In our study we used cut off levels of SBP ≥140 mmHg to identify patients with hypertension as advised by Dutch hypertension guidelines. However, World Health Organization (WHO) and International Society of Hypertension (ISH) advised to use lower cut off levels of SBP to diagnose hypertension in T2DM patients [31]. Use of lower values of SBP to identify hypertensive patients may result in larger differences between the PQI scores when the different approaches are used.

We used a sensitive method for data abstraction from medical records. Registration of diagnostic codes was complemented by recoding diagnoses from text lines. Our reference method was based on a combination of available information about diagnosis and measurements documented in the EHR. Although EHR are often considered the gold standard for quality measurement, inadequate registration of both diagnoses and clinical measurements affects this reference method. Our subset analysis, however, showed that the prescribing quality scores were not affected by incomplete registration of clinical measurements. The PQI scores and proportions of identified patients may not be generalizable to other databases with different registration rates of clinical measurements or diagnostic codes but the identified problems are likely to occur in other settings. The registration rates in our dataset were similar to those described in other studies conducted in different parts of the world using EHR of both diabetic and general primary care population [25, 32, 33].

Finally, it has to be kept in mind that if these PQI are used for comparison of individual GPs, the number of eligible patients per PQI per GP may not be sufficient for reliable benchmarking. To address the problem of a small sample size per PQI, one could choose from several existing methods including pooling data from several health care providers or time periods or excluding indicators or health care providers with small patient numbers [21].
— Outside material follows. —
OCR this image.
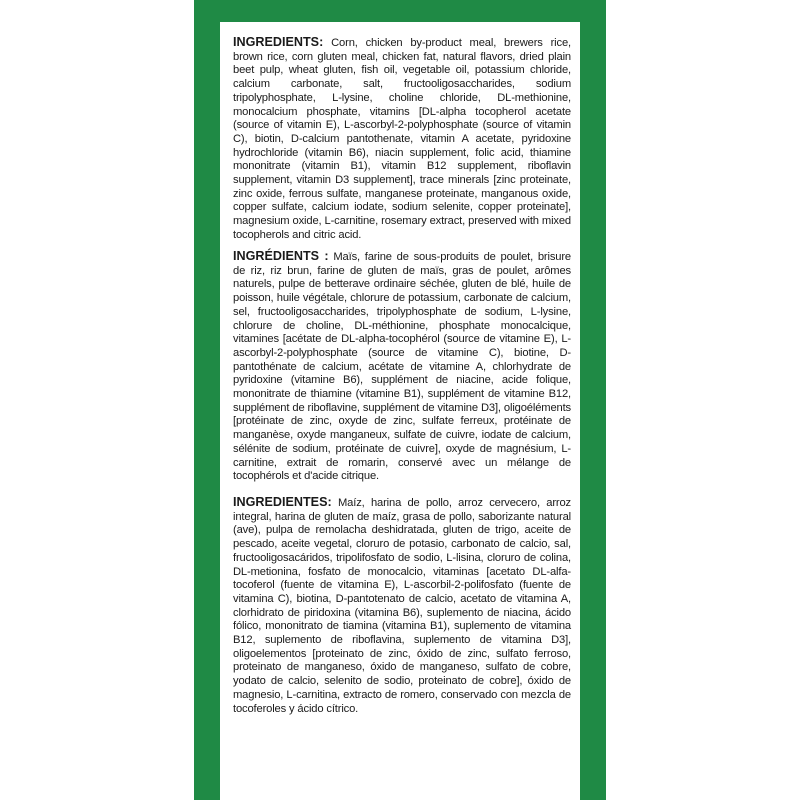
INGREDIENTS: Corn, chicken by-product meal, brewers rice, brown rice, corn gluten meal, chicken fat, natural flavors, dried plain beet pulp, wheat gluten, fish oil, vegetable oil, potassium chloride, calcium carbonate, salt, fructooligosaccharides, sodium tripolyphosphate, L-lysine, choline chloride, DL-methionine, monocalcium phosphate, vitamins [DL-alpha tocopherol acetate (source of vitamin E), L-ascorbyl-2-polyphosphate (source of vitamin C), biotin, D-calcium pantothenate, vitamin A acetate, pyridoxine hydrochloride (vitamin B6), niacin supplement, folic acid, thiamine mononitrate (vitamin B1), vitamin B12 supplement, riboflavin supplement, vitamin D3 supplement], trace minerals [zinc proteinate, zinc oxide, ferrous sulfate, manganese proteinate, manganous oxide, copper sulfate, calcium iodate, sodium selenite, copper proteinate], magnesium oxide, L-carnitine, rosemary extract, preserved with mixed tocopherols and citric acid.

INGRÉDIENTS : Maïs, farine de sous-produits de poulet, brisure de riz, riz brun, farine de gluten de maïs, gras de poulet, arômes naturels, pulpe de betterave ordinaire séchée, gluten de blé, huile de poisson, huile végétale, chlorure de potassium, carbonate de calcium, sel, fructooligosaccharides, tripolyphosphate de sodium, L-lysine, chlorure de choline, DL-méthionine, phosphate monocalcique, vitamines [acétate de DL-alpha-tocophérol (source de vitamine E), L-ascorbyl-2-polyphosphate (source de vitamine C), biotine, D-pantothénate de calcium, acétate de vitamine A, chlorhydrate de pyridoxine (vitamine B6), supplément de niacine, acide folique, mononitrate de thiamine (vitamine B1), supplément de vitamine B12, supplément de riboflavine, supplément de vitamine D3], oligoéléments [protéinate de zinc, oxyde de zinc, sulfate ferreux, protéinate de manganèse, oxyde manganeux, sulfate de cuivre, iodate de calcium, sélénite de sodium, protéinate de cuivre], oxyde de magnésium, L-carnitine, extrait de romarin, conservé avec un mélange de tocophérols et d'acide citrique.

INGREDIENTES: Maíz, harina de pollo, arroz cervecero, arroz integral, harina de gluten de maíz, grasa de pollo, saborizante natural (ave), pulpa de remolacha deshidratada, gluten de trigo, aceite de pescado, aceite vegetal, cloruro de potasio, carbonato de calcio, sal, fructooligosacáridos, tripolifosfato de sodio, L-lisina, cloruro de colina, DL-metionina, fosfato de monocalcio, vitaminas [acetato DL-alfa-tocoferol (fuente de vitamina E), L-ascorbil-2-polifosfato (fuente de vitamina C), biotina, D-pantotenato de calcio, acetato de vitamina A, clorhidrato de piridoxina (vitamina B6), suplemento de niacina, ácido fólico, mononitrato de tiamina (vitamina B1), suplemento de vitamina B12, suplemento de riboflavina, suplemento de vitamina D3], oligoelementos [proteinato de zinc, óxido de zinc, sulfato ferroso, proteinato de manganeso, óxido de manganeso, sulfato de cobre, yodato de calcio, selenito de sodio, proteinato de cobre], óxido de magnesio, L-carnitina, extracto de romero, conservado con mezcla de tocoferoles y ácido cítrico.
Although in our study setting the ICPC codes were used, we expect that the results of our study are also relevant for health care systems using the International Classification of Diseases (ICD), as this classification system also includes diagnostic codes for hypertension, overweight and obesity that could be combined or substituted with clinical measurement values.

Conclusion

To our knowledge, this is the first study addressing the impact of using different types of information to define a condition on the assessment of prescribing quality. With the increasing use of electronic health records, which offer more complete information than administrative data, EHR have the potential to provide sensitive estimates of healthcare quality. Our study shows some drawbacks of using either diagnostic codes or clinical measurement values from the EHR for prescribing quality assessment. Although both approaches resulted in missing patients who could benefit from the recommended treatment, the use of clinical measurements is more sensitive to screen for poorly treated patients. This is important for quality improvement purposes. When there is information bias in the documentation of diagnoses in relation to the treatment status, the use of diagnostic codes alone can mislead both policy makers and health care providers about the performance scores of quality indicators. In such cases, a combination of diagnostic codes and clinical measurement information is recommended for prescribing quality assessment.